In the first instruction session the students were randomly assigned to the treatment/intervention group and the control group (traditional). Due to space restrictions, about 100 students were assigned to the flipped group. The group that received lectures was larger, with about 130 students. The students were informed about the background and purpose of the experiment, and students from the flipped group were allowed to apply for a transfer to the control group. Reasons for this could be practical (e.g. timetable) or skepticism toward a new instruction method. A total of five students were allowed to switch from flipped to lectures. Although this compromises the purity of our randomised controlled trial, our conclusions are not invalidated by this minor deviation from randomization.

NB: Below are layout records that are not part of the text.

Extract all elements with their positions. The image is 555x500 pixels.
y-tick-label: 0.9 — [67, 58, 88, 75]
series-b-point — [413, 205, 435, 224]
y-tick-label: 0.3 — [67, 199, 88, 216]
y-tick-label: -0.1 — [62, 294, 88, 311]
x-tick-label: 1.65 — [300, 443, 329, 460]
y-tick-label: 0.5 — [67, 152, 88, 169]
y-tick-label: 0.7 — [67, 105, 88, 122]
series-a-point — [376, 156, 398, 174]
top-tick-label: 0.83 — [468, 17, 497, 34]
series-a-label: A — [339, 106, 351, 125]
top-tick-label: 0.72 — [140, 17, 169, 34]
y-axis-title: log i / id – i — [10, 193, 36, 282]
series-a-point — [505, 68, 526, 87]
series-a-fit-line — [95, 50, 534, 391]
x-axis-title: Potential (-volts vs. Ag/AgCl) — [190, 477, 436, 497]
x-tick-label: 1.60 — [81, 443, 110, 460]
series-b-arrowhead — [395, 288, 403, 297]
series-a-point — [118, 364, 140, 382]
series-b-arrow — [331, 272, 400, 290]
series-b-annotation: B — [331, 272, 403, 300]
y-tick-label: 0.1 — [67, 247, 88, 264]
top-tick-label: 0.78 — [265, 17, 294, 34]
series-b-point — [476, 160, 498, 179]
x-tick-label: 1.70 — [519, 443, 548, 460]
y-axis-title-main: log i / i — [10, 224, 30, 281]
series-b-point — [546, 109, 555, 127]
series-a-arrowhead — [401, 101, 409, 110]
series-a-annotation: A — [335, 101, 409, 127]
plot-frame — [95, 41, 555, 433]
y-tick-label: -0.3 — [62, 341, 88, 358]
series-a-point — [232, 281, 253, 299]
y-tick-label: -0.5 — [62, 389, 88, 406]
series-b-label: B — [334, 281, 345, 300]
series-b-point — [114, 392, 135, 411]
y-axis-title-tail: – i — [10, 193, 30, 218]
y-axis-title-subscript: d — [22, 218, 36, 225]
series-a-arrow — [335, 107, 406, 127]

Three different performance tests (multiple-choice) were administered at three occasions. The pre-test consisted of 16 questions and measured entry-level skills of the students. It was administered during the first course day. 132 students from the control group, and 90 students from the treatment (flipped) group completed the test. At the end of the treatment period (10 weeks) all students were invited to complete the post-test, which consisted of 20 questions designed to measure the learning outcomes of the course. The post-test was designed to imitate a typical final exam. It was checked by an external lecturer to ensure that it covered the course content.The post-test was low-stakes, i.e. it was not mandatory and did not affect the grading of students. The grade each student received was based on the final exam, which consisted of 20 questions and was created by an external authority.

Performance Results for Treatment and Control Groups

The following figures sums up the basic facts. The first figure depicts boxplots of percentage correct answers for treatment and control group and for each of the three tests. The standardized score is the percentage of correct answers for the test. As we can see the groups perform similarly on the pre-test. This was expected, since we used randomisation to form the groups and since the pre-test was given before the treatment started.

On the post-test however, the treatment group (flipped) performed overall better than the control group (traditional - red color). Importantly, four weeks after the treatment stopped, the treatment group still performed markedly better than the control group on the final exam. For instance was the failure rate 16% for the treatment group and 22% for the control group.

plot of chunk unnamed-chunk-2

The boxplots is a graphical representation of 5 key values: minimum, lower quartile, median (thick black line), upper quartile and maximum. We can also report the longitudinal development of performance scores in terms of mean values and confidence bands:

plot of chunk unnamed-chunk-3

Summary

The flipped intervention in this randomised controlled trial had a marked effect on mathematics performance. We have presented performance scores for three successive tests: pre-test, post-test and exam. As expected, due to randomization, the treatment and control group performed similarly on the pre-test. On the post-intervention test, however, the treatment group performed significantly better than the control group. In statistical terms, the null hypothesis of equal means in the treatment and control populations was rejected at all reasonable levels of significance, with test statistic \( t=4.2 \) yielding a p-value \( <0.0001 \). We can conclude that this increased performance is caused by some element(s) of the flipped instruction style. We speculate, based on previous experience with a statistics course and flipped classroom, where we found no effect, that the main element responsible for improved performance is the implementation of active learning elements such as team-based learning. Finally, we found that the increased performance for the treatment group was still present four weeks after the treatment was terminated, i.e. at the exam. As expected, the gap between the groups narrowed during these four weeks. But the difference was still significant, with a test statistic of \( t=2.7 \) and a p-value \( <0.01 \).